The mistakes that make profiles useless
Stale profile rules are the most common offender. If your profile generator doesn’t exercise current navigation paths, new screens launch fully interpreted. Say your app adds a new content mode with distinct UI paths. Those screens need updated profile rules or they eat the full JIT penalty on cold start. That 16% vs 42% gap in the table above? Entirely explained by stale rules missing new code paths.
Then there’s incomplete journey coverage. Your profile generator must walk the paths real users take in the first 30 seconds: login, home feed, first interaction. If you only profile MainActivity.onCreate(), you cover maybe 30% of startup-critical code.
The sneakiest problem is ProfileInstaller version mismatches. The androidx.profileinstaller library version must match your AGP version’s profile format. A mismatch silently skips installation. Check adb shell dumpsys package your.app | grep prof. If you see status=no after install, your profiles aren’t being applied.

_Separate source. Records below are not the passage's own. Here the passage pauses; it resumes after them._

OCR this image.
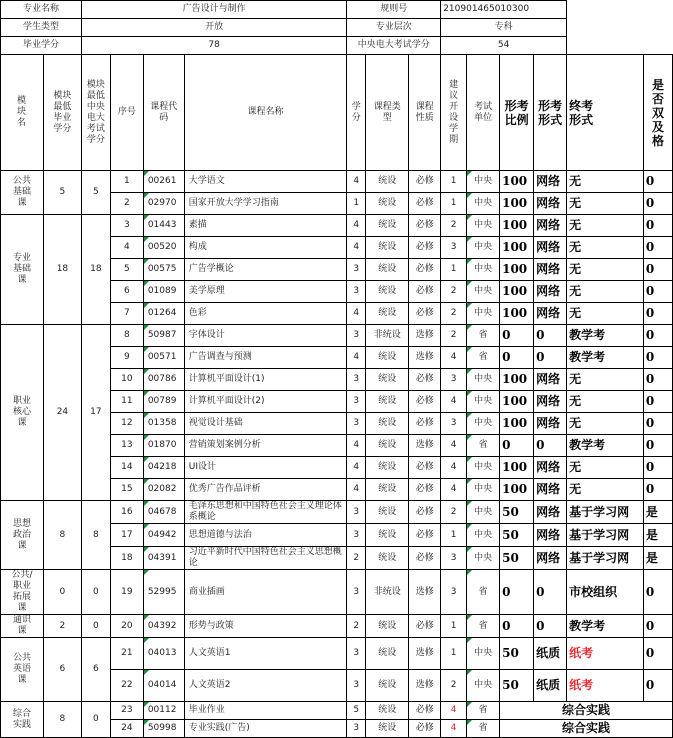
专业名称		广告设计与制作				规则号			210901465010300					
学生类型		开放				专业层次			专科					
毕业学分		78				中央电大考试学分			54					

模块名	模块最低毕业学分	模块最低中央电大考试学分	序号	课程代码	课程名称	学分	课程类型	课程性质	建议开设学期	考试单位	形考比例	形考形式	终考形式	是否双及格

公共基础课	5	5	1	00261	大学语文	4	统设	必修	1	中央	100	网络	无	0
			2	02970	国家开放大学学习指南	1	统设	必修	1	中央	100	网络	无	0

专业基础课	18	18	3	01443	素描	4	统设	必修	2	中央	100	网络	无	0
			4	00520	构成	4	统设	必修	3	中央	100	网络	无	0
			5	00575	广告学概论	3	统设	必修	1	中央	100	网络	无	0
			6	01089	美学原理	3	统设	必修	2	中央	100	网络	无	0
			7	01264	色彩	4	统设	必修	2	中央	100	网络	无	0

职业核心课	24	17	8	50987	字体设计	3	非统设	选修	2	省	0	0	教学考	0
			9	00571	广告调查与预测	4	统设	选修	4	省	0	0	教学考	0
			10	00786	计算机平面设计(1)	3	统设	必修	3	中央	100	网络	无	0
			11	00789	计算机平面设计(2)	3	统设	必修	4	中央	100	网络	无	0
			12	01358	视觉设计基础	3	统设	必修	3	中央	100	网络	无	0
			13	01870	营销策划案例分析	4	统设	选修	4	省	0	0	教学考	0
			14	04218	UI设计	4	统设	必修	4	中央	100	网络	无	0
			15	02082	优秀广告作品评析	4	统设	必修	4	中央	100	网络	无	0

思想政治课	8	8	16	04678	毛泽东思想和中国特色社会主义理论体系概论	3	统设	必修	2	中央	50	网络	基于学习网	是
			17	04942	思想道德与法治	3	统设	必修	1	中央	50	网络	基于学习网	是
			18	04391	习近平新时代中国特色社会主义思想概论	2	统设	必修	3	中央	50	网络	基于学习网	是

公共/职业拓展课	0	0	19	52995	商业插画	3	非统设	选修	3	省	0	0	市校组织	0

通识课	2	0	20	04392	形势与政策	2	统设	必修	1	省	0	0	教学考	0

公共英语课	6	6	21	04013	人文英语1	3	统设	选修	1	中央	50	纸质	纸考	0
			22	04014	人文英语2	3	统设	选修	2	中央	50	纸质	纸考	0

综合实践	8	0	23	00112	毕业作业	5	统设	必修	4	省	综合实践			
			24	50998	专业实践(广告)	3	统设	必修	4	省	综合实践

The CI workflow that catches regressions
Most teams measure once and assume the gains persist. Profiles decay as code changes. The workflow that actually holds up:
- Generate — run Macrobenchmark profile generators on every release branch merge
- Validate —
CompilationMode.Partial(baselineProfileMode = Require)fails CI if profiles are absent - Benchmark — compare cold start P50/P95 against the previous release’s baseline
- Alert — flag regressions exceeding 10% in any metric
This runs on a dedicated Firebase Test Lab device pool with locked thermal state. Emulators produce unreliable startup numbers due to variable CPU throttling.
Takeaways
Regenerate profiles every release cycle. Stale profiles covering old code paths produce the 16% vs 42% gap shown above. Automate generation in CI, not as a manual step.
Profile complete user journeys, not just Activity launches. Cover the first 30 seconds of real usage including navigation, data loading, and first render of key composables.
Validate profile installation on-device. Use adb shell dumpsys and BaselineProfileMode.Require in benchmarks to catch silent failures from version mismatches before they reach production.